На протяжении ночи Надя несколько раз приходила в себя и опять теряла сознание, засыпала и снова просыпалась. Но каждый раз, когда она открывала глаза, видела перед собой внимательное, обеспокоенное лицо Богдана. Иногда её тошнило. И он подавал ей миску, прикладывал ко лбу мокрое полотенце. Утром её увезли в Киев.
Ул. маршала Жукова, 10. Остановка метро «Дарницкая»
Повторял Богдан, как завороженный, адрес больницы после того, как за носилками с Надей закрылась дверца скорой помощи, увозящей её в столицу.
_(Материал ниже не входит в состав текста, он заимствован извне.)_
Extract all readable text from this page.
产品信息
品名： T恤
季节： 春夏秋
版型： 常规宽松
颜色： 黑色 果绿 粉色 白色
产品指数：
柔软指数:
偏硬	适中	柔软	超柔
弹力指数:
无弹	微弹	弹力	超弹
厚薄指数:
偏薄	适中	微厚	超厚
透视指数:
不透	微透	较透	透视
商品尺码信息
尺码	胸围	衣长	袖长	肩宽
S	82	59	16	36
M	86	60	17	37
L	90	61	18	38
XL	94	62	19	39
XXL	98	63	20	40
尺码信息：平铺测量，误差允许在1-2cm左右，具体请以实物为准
— Ей даже героя не дадут, — услышал он за спиной хрипловатый голос. Вздрогнул. Оглянулся. Пожилая расплывшаяся женщина в грязном, когда-то белом халате, с ведром и шваброй, с сочувствием смотрела на увозящую Надю машину скорой помощи. Он уже открыл было рот, чтобы сказать резкость этой женщине, но вдруг приказал себе:
«Не раскисать».
Повернулся к санитарке:
— Помолись за нас, мамаша…
Два следующих месяца он жил на автомате, по расписанию курьерского поезда. Весь день искал, находил, допрашивал, заполнял протоколы и свидетельские показания, передавал дела в суды. После работы в начале восьмого вечера садился в автобус, следующий по маршруту Чернобыль — Киев, чтобы наутро в 5:45 направиться в обратный путь.